Texas A&M Vice President for Research Mark A. Barteau shared a similar perspective on the group, which he said is growing daily and now has more than 85 members from various fields of expertise.
“This is an all-of-society challenge, and I think we have the expertise here that matches that challenge,” Barteau said. “We have people stepping up every day and saying ‘Oh, yeah, I can contribute.’ I think it is already having a significant value and will continue to have more — not just on producing materials, but on providing modeling information and things that can help decision-makers to make more informed decisions.”
In a Thursday afternoon press conference, Brazos County Alternate Health Authority Dr. Seth Sullivan praised the Texas A&M School of Public Health for its help in modeling potential COVID-19-related trajectories.
According to an A&M press release, Texas A&M scientists are creating an infectious disease model to assist state officials in their decision-making process as they work to combat COVID-19. TEMAG member Murray J. Côté, associate professor at the School of Public Health, leads the research team that is creating the model.
“State officials asked for the model,” the release reads, “which will improve their ability to better anticipate the spread of infectious disease as well as sudden stress on the availability of medical supplies, equipment and personal protective gear.”

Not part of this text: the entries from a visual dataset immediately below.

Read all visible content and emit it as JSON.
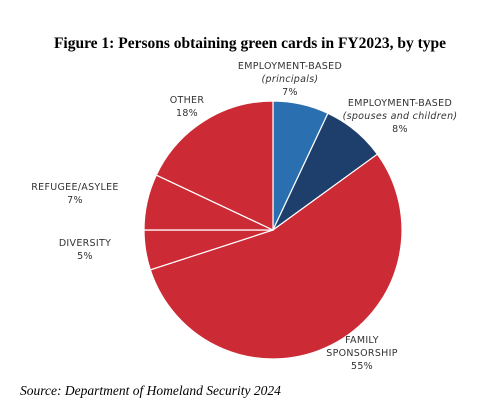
{
  "chart_data": {
    "type": "pie",
    "title": "Figure 1: Persons obtaining green cards in FY2023, by type",
    "categories": [
      "EMPLOYMENT-BASED",
      "EMPLOYMENT-BASED",
      "FAMILY SPONSORSHIP",
      "DIVERSITY",
      "REFUGEE/ASYLEE",
      "OTHER"
    ],
    "category_notes": [
      "(principals)",
      "(spouses and children)",
      null,
      null,
      null,
      null
    ],
    "values": [
      7,
      8,
      55,
      5,
      7,
      18
    ],
    "value_labels": [
      "7%",
      "8%",
      "55%",
      "5%",
      "7%",
      "18%"
    ],
    "colors": [
      "#2a6fb0",
      "#1e3f6b",
      "#cc2a35",
      "#cc2a35",
      "#cc2a35",
      "#cc2a35"
    ],
    "source": "Source: Department of Homeland Security 2024"
  }
}
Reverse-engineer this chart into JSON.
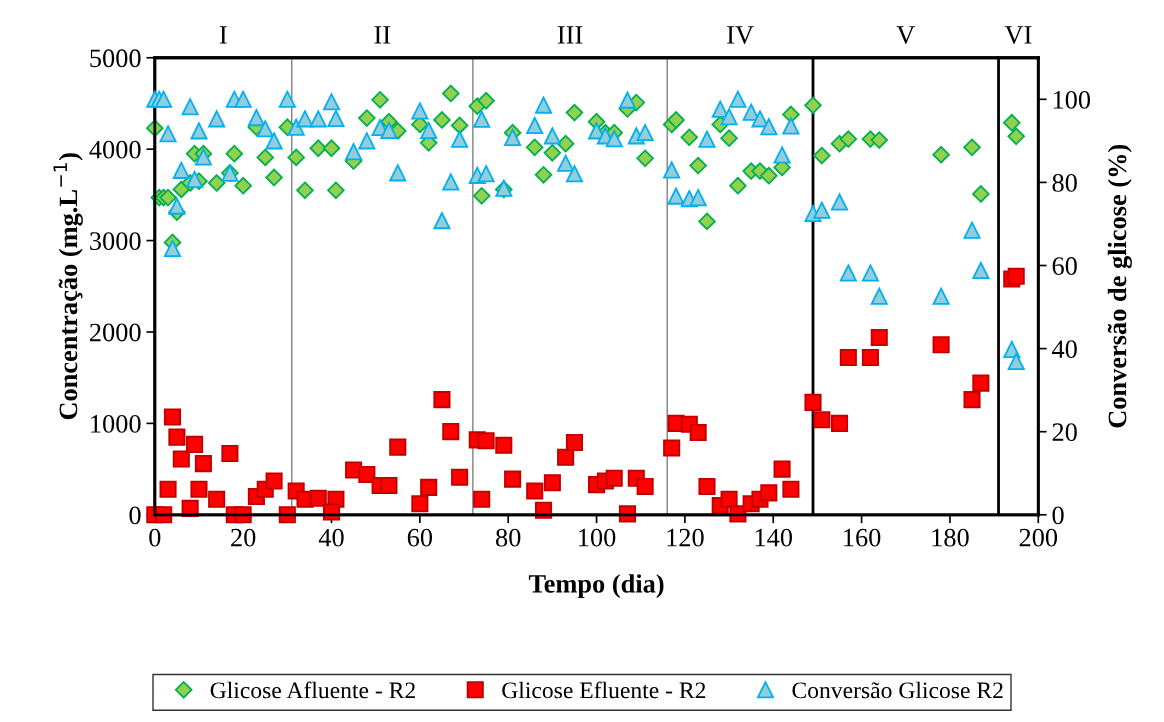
{
  "chart_data": {
    "type": "scatter",
    "xlabel": "Tempo (dia)",
    "ylabel": "Concentração (mg.L$^{−1}$)",
    "y2label": "Conversão de glicose (%)",
    "xlim": [
      0,
      200
    ],
    "xticks": [
      0,
      20,
      40,
      60,
      80,
      100,
      120,
      140,
      160,
      180,
      200
    ],
    "ylim": [
      0,
      5000
    ],
    "yticks": [
      0,
      1000,
      2000,
      3000,
      4000,
      5000
    ],
    "y2lim": [
      0,
      110
    ],
    "y2ticks": [
      0,
      20,
      40,
      60,
      80,
      100
    ],
    "grid": false,
    "legend": "bottom",
    "series": [
      {
        "name": "Glicose Afluente - R2",
        "color": "#92d050",
        "marker": "diamond",
        "x": [
          0,
          1,
          2,
          3,
          4,
          5,
          6,
          8,
          10,
          9,
          11,
          14,
          18,
          17,
          20,
          23,
          25,
          27,
          30,
          32,
          34,
          37,
          40,
          41,
          45,
          48,
          51,
          53,
          55,
          60,
          62,
          65,
          67,
          69,
          73,
          75,
          74,
          79,
          81,
          86,
          88,
          90,
          93,
          95,
          100,
          102,
          104,
          107,
          109,
          111,
          117,
          118,
          121,
          123,
          125,
          128,
          130,
          132,
          135,
          137,
          139,
          142,
          144,
          149,
          151,
          155,
          157,
          162,
          164,
          178,
          185,
          187,
          194,
          195
        ],
        "values": [
          4230,
          3470,
          3470,
          3470,
          2980,
          3310,
          3560,
          3630,
          3650,
          3950,
          3950,
          3630,
          3950,
          3740,
          3600,
          4240,
          3910,
          3690,
          4240,
          3910,
          3550,
          4010,
          4010,
          3550,
          3870,
          4340,
          4540,
          4300,
          4200,
          4270,
          4070,
          4320,
          4610,
          4260,
          4470,
          4530,
          3490,
          3560,
          4180,
          4020,
          3720,
          3960,
          4060,
          4400,
          4300,
          4180,
          4180,
          4440,
          4510,
          3900,
          4270,
          4320,
          4130,
          3820,
          3210,
          4270,
          4120,
          3600,
          3760,
          3760,
          3710,
          3800,
          4380,
          4480,
          3930,
          4060,
          4110,
          4110,
          4100,
          3940,
          4020,
          3510,
          4290,
          4140
        ]
      },
      {
        "name": "Glicose Efluente - R2",
        "color": "#ff0000",
        "marker": "square",
        "x": [
          0,
          2,
          3,
          4,
          5,
          6,
          8,
          9,
          10,
          11,
          14,
          17,
          18,
          20,
          23,
          25,
          27,
          30,
          32,
          34,
          37,
          41,
          40,
          45,
          48,
          51,
          53,
          55,
          60,
          62,
          65,
          67,
          69,
          73,
          75,
          74,
          79,
          81,
          86,
          88,
          90,
          93,
          95,
          100,
          102,
          104,
          107,
          109,
          111,
          117,
          118,
          121,
          123,
          125,
          128,
          130,
          132,
          135,
          137,
          139,
          142,
          144,
          149,
          151,
          155,
          157,
          162,
          164,
          178,
          185,
          187,
          194,
          195
        ],
        "values": [
          0,
          0,
          280,
          1070,
          850,
          610,
          70,
          770,
          280,
          560,
          170,
          670,
          0,
          0,
          200,
          280,
          370,
          0,
          260,
          170,
          180,
          170,
          30,
          490,
          440,
          320,
          320,
          740,
          120,
          300,
          1260,
          910,
          410,
          820,
          810,
          170,
          760,
          390,
          260,
          50,
          350,
          630,
          790,
          330,
          370,
          400,
          10,
          400,
          310,
          730,
          1000,
          990,
          900,
          310,
          100,
          170,
          10,
          120,
          170,
          240,
          500,
          280,
          1230,
          1040,
          1000,
          1720,
          1720,
          1940,
          1860,
          1260,
          1440,
          2580,
          2610
        ]
      },
      {
        "name": "Conversão Glicose R2",
        "color": "#92cddc",
        "marker": "triangle",
        "axis": "y2",
        "x": [
          0,
          1,
          2,
          3,
          4,
          5,
          6,
          8,
          9,
          10,
          11,
          14,
          17,
          18,
          20,
          23,
          25,
          27,
          30,
          32,
          34,
          37,
          40,
          41,
          45,
          48,
          51,
          53,
          55,
          60,
          62,
          65,
          67,
          69,
          73,
          75,
          74,
          79,
          81,
          86,
          88,
          90,
          93,
          95,
          100,
          102,
          104,
          107,
          109,
          111,
          117,
          118,
          121,
          123,
          125,
          128,
          130,
          132,
          135,
          137,
          139,
          142,
          144,
          149,
          151,
          155,
          157,
          162,
          164,
          178,
          185,
          187,
          194,
          195
        ],
        "values": [
          100,
          100,
          100,
          91.7,
          64.1,
          74.3,
          82.9,
          98.2,
          80.7,
          92.4,
          86.1,
          95.3,
          82.2,
          100,
          100,
          95.6,
          92.9,
          90.0,
          100,
          93.3,
          95.3,
          95.3,
          99.4,
          95.4,
          87.4,
          90.0,
          93.2,
          92.5,
          82.3,
          97.2,
          92.5,
          70.8,
          80.1,
          90.4,
          81.7,
          82.1,
          95.2,
          78.6,
          90.8,
          93.7,
          98.6,
          91.2,
          84.6,
          82.1,
          92.4,
          91.2,
          90.5,
          99.8,
          91.2,
          92.0,
          83.0,
          76.7,
          76.1,
          76.3,
          90.4,
          97.6,
          95.8,
          100,
          96.9,
          95.3,
          93.4,
          86.6,
          93.6,
          72.5,
          73.3,
          75.3,
          58.2,
          58.2,
          52.6,
          52.6,
          68.5,
          58.8,
          39.8,
          36.9
        ]
      }
    ],
    "ref_lines": [
      {
        "axis": "x",
        "value": 31,
        "color": "#808080"
      },
      {
        "axis": "x",
        "value": 72,
        "color": "#808080"
      },
      {
        "axis": "x",
        "value": 116,
        "color": "#808080"
      },
      {
        "axis": "x",
        "value": 149,
        "color": "#000000"
      },
      {
        "axis": "x",
        "value": 191,
        "color": "#000000"
      }
    ],
    "annotations": [
      "I",
      "II",
      "III",
      "IV",
      "V",
      "VI"
    ]
  }
}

Additionally, engineers at Texas A&M have responded to the dearth of personal protection masks by developing a method to construct N95 masks out of air conditioning filters and other readily available materials.
Gerald Parker, director of the Pandemic and Biosecurity Policy Program within the Bush School of Government and Public Service, chairs the emergency management group along with Ficht, according to the TEMAG website.
Barteau, A&M’s vice president for research, said that the multidisciplinary nature of the emergency response group could lead to long-lasting benefits.
“I think that a lot of the connections that are being made now are going to continue to pay off after this crisis is over — that people will discover new collaborators and resources within the university that will help increase the level of our research and our public service, as well as grow our ability to respond to future crises,” he said.